The Sanchez de Lozada family has also played an important role in the medium mining industry, gaining the unenviable reputation of being the 'vulture' of the industry, happy to pick up operations which have bcen abandoned by others. Gonzalo Sanchez de Lozada said in the past that 'bolivianisation' of the mining industry had been of no benefit to the country. Along with other owners of private mines, he has argued that the foreign compaies wanted to get rid of their operations any way they could, because there was no guarantee of high profits from the mines and taxes were high. So they made it easy for Bolivian concerns to buy them out.

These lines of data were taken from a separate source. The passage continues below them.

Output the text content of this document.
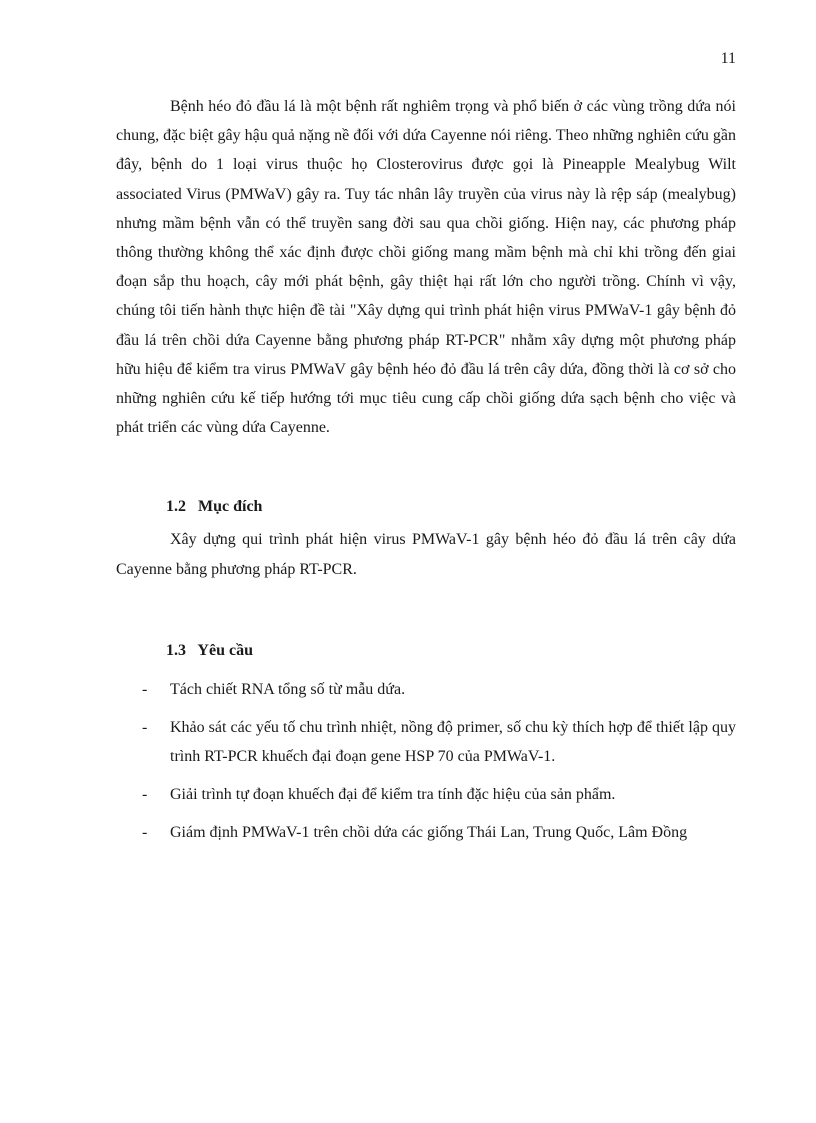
11

Bệnh héo đỏ đầu lá là một bệnh rất nghiêm trọng và phổ biến ở các vùng trồng dứa nói chung, đặc biệt gây hậu quả nặng nề đối với dứa Cayenne nói riêng. Theo những nghiên cứu gần đây, bệnh do 1 loại virus thuộc họ Closterovirus được gọi là Pineapple Mealybug Wilt associated Virus (PMWaV) gây ra. Tuy tác nhân lây truyền của virus này là rệp sáp (mealybug) nhưng mầm bệnh vẫn có thể truyền sang đời sau qua chồi giống. Hiện nay, các phương pháp thông thường không thể xác định được chồi giống mang mầm bệnh mà chỉ khi trồng đến giai đoạn sắp thu hoạch, cây mới phát bệnh, gây thiệt hại rất lớn cho người trồng. Chính vì vậy, chúng tôi tiến hành thực hiện đề tài "Xây dựng qui trình phát hiện virus PMWaV-1 gây bệnh đỏ đầu lá trên chồi dứa Cayenne bằng phương pháp RT-PCR" nhằm xây dựng một phương pháp hữu hiệu để kiểm tra virus PMWaV gây bệnh héo đỏ đầu lá trên cây dứa, đồng thời là cơ sở cho những nghiên cứu kế tiếp hướng tới mục tiêu cung cấp chồi giống dứa sạch bệnh cho việc và phát triển các vùng dứa Cayenne.

1.2 Mục đích

Xây dựng qui trình phát hiện virus PMWaV-1 gây bệnh héo đỏ đầu lá trên cây dứa Cayenne bằng phương pháp RT-PCR.

1.3 Yêu cầu
- Tách chiết RNA tổng số từ mẫu dứa.
- Khảo sát các yếu tố chu trình nhiệt, nồng độ primer, số chu kỳ thích hợp để thiết lập quy trình RT-PCR khuếch đại đoạn gene HSP 70 của PMWaV-1.
- Giải trình tự đoạn khuếch đại để kiểm tra tính đặc hiệu của sản phẩm.
- Giám định PMWaV-1 trên chồi dứa các giống Thái Lan, Trung Quốc, Lâm Đồng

The unprofitability of the tin mines is often stressed, particularly because of the decline in the recoverable level of tin. According, to Goosen Broersma, an ex-Comibol manager now with the private mining sector, private mines lose US$0.42/lb on exports when the price is US$3.50/lb-a loss which falls to US$0.19 at US$4/lb. Only at US$4.50 do private mines make a profit--just US$0.01/lb, which rises to US$0.22 at US$5/lb.
But the blame lies mainly with the level of taxation (LACR I, 18), according to the private mining sector, which has explained to the ITC the part played by taxes in the country's production cost figures. They have pointed out that when tin is quoted at US$3.50/lb, tax is levied on a presumed profit of US$1.60, which is derived from the presumed cost of production--unchanged at US$1.90 for the last five years, The tax, a royalty on production known as a regalia, is set at 38% of the presumed profit when the price is US$3.50, creaming off US$0.61. The level of the tax varies between 25% and 38%, depending on the world price.

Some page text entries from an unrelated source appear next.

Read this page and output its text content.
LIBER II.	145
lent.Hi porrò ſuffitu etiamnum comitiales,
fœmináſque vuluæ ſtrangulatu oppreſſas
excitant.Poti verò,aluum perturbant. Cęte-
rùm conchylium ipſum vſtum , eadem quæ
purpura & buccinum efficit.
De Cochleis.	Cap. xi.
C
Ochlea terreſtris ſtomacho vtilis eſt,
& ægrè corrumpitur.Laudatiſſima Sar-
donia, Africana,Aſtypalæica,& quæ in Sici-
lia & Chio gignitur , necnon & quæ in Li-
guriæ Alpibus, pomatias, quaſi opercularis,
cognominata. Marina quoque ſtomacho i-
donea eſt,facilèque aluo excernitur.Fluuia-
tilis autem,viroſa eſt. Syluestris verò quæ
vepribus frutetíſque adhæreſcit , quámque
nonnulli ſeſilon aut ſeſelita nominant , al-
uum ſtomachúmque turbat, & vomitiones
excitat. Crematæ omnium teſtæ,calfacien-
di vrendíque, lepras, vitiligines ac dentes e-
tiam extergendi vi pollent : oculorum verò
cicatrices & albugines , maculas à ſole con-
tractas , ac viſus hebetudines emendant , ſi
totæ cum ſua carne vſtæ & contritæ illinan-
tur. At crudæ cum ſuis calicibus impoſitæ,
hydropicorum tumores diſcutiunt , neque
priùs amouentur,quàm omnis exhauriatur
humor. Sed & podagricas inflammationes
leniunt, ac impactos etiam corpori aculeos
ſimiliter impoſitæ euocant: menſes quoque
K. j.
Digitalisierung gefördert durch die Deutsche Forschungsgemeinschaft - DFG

All very well, if the cost of producing tin is US$1.90. But, maintains the private industry, the cost has risen steadily since 1971 and is now more than US$2.50/lb. So there is a loss at US$3.50. What they want is all taxes to be based on actual, and not presumed figures.
A study group from Harvard University, which came to Bolivia to exaamine the taxation system, established that thcre were 20 different taxes which had a direct impact on the mining industry, and another 30 which hit it indirectly. The study group recommended changes which could be introduced to rationalise the system.

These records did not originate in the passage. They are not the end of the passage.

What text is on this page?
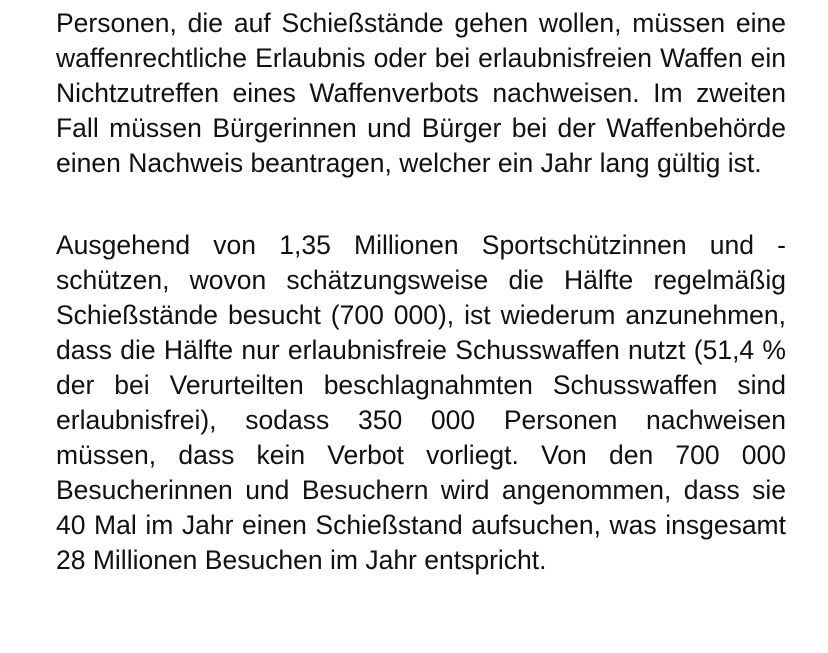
Personen, die auf Schießstände gehen wollen, müssen eine waffenrechtliche Erlaubnis oder bei erlaubnisfreien Waffen ein Nichtzutreffen eines Waffenverbots nachweisen. Im zweiten Fall müssen Bürgerinnen und Bürger bei der Waffenbehörde einen Nachweis beantragen, welcher ein Jahr lang gültig ist.

Ausgehend von 1,35 Millionen Sportschützinnen und -schützen, wovon schätzungsweise die Hälfte regelmäßig Schießstände besucht (700 000), ist wiederum anzunehmen, dass die Hälfte nur erlaubnisfreie Schusswaffen nutzt (51,4 % der bei Verurteilten beschlagnahmten Schusswaffen sind erlaubnisfrei), sodass 350 000 Personen nachweisen müssen, dass kein Verbot vorliegt. Von den 700 000 Besucherinnen und Besuchern wird angenommen, dass sie 40 Mal im Jahr einen Schießstand aufsuchen, was insgesamt 28 Millionen Besuchen im Jahr entspricht.
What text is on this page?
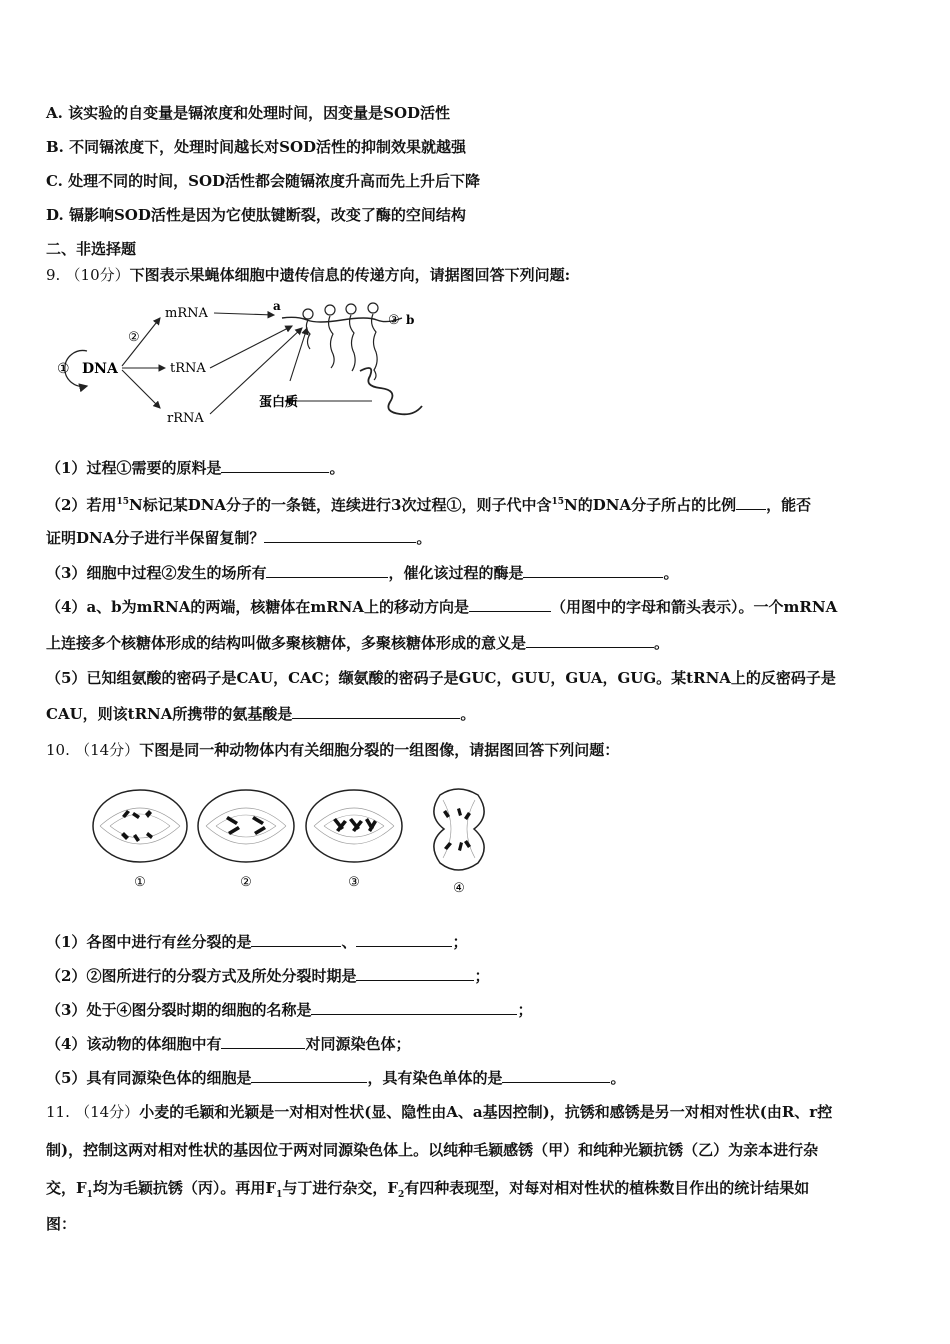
A. 该实验的自变量是镉浓度和处理时间，因变量是SOD活性
B. 不同镉浓度下，处理时间越长对SOD活性的抑制效果就越强
C. 处理不同的时间，SOD活性都会随镉浓度升高而先上升后下降
D. 镉影响SOD活性是因为它使肽键断裂，改变了酶的空间结构
二、非选择题
9. （10分）下图表示果蝇体细胞中遗传信息的传递方向，请据图回答下列问题:
① DNA
②
mRNA
tRNA
rRNA
a
③ b
蛋白质
（1）过程①需要的原料是	。
（2）若用$^{15}$N标记某DNA分子的一条链，连续进行3次过程①，则子代中含$^{15}$N的DNA分子所占的比例 ，能否
证明DNA分子进行半保留复制？	。
（3）细胞中过程②发生的场所有	，催化该过程的酶是	。
（4）a、b为mRNA的两端，核糖体在mRNA上的移动方向是	（用图中的字母和箭头表示）。一个mRNA
上连接多个核糖体形成的结构叫做多聚核糖体，多聚核糖体形成的意义是	。
（5）已知组氨酸的密码子是CAU，CAC；缬氨酸的密码子是GUC，GUU，GUA，GUG。某tRNA上的反密码子是
CAU，则该tRNA所携带的氨基酸是	。
10. （14分）下图是同一种动物体内有关细胞分裂的一组图像，请据图回答下列问题：
①	②	③	④
（1）各图中进行有丝分裂的是	、	；
（2）②图所进行的分裂方式及所处分裂时期是	；
（3）处于④图分裂时期的细胞的名称是	；
（4）该动物的体细胞中有	对同源染色体；
（5）具有同源染色体的细胞是	，具有染色单体的是	。
11. （14分）小麦的毛颖和光颖是一对相对性状(显、隐性由A、a基因控制)，抗锈和感锈是另一对相对性状(由R、r控
制)，控制这两对相对性状的基因位于两对同源染色体上。以纯种毛颖感锈（甲）和纯种光颖抗锈（乙）为亲本进行杂
交，$F_1$均为毛颖抗锈（丙）。再用$F_1$与丁进行杂交，$F_2$有四种表现型，对每对相对性状的植株数目作出的统计结果如
图：
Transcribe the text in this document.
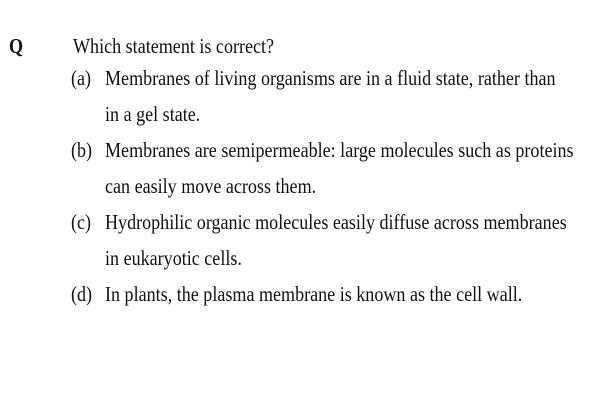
Q Which statement is correct?
(a) Membranes of living organisms are in a fluid state, rather than
in a gel state.
(b) Membranes are semipermeable: large molecules such as proteins
can easily move across them.
(c) Hydrophilic organic molecules easily diffuse across membranes
in eukaryotic cells.
(d) In plants, the plasma membrane is known as the cell wall.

Given the fact that the mining industry accounts for 50% of Bolivia's foreign exchange earnings, but employs only 3% of the population, the private mining sector believes it should be given a better deal. They would like the inevitable taxes to be levied in a way which encouraged efficient exploitation of the country's reserves. They argue that, unless the government implements the recommendations of the Harvard group, the only way they could escape the tax burden would be to abandon poorer tin veins. This would, though, hit the overall income of the country.
The minister of mines, General Alfonso Villalpando, has now promised that an overhaul of the taxation system for the mining sector will be undertaken in the second half of June, though he has so far refused to give any details of the proposals. He will be anxious to avoid reducing tax revenue too sharply, while trying to provide additional incentives for the private miners.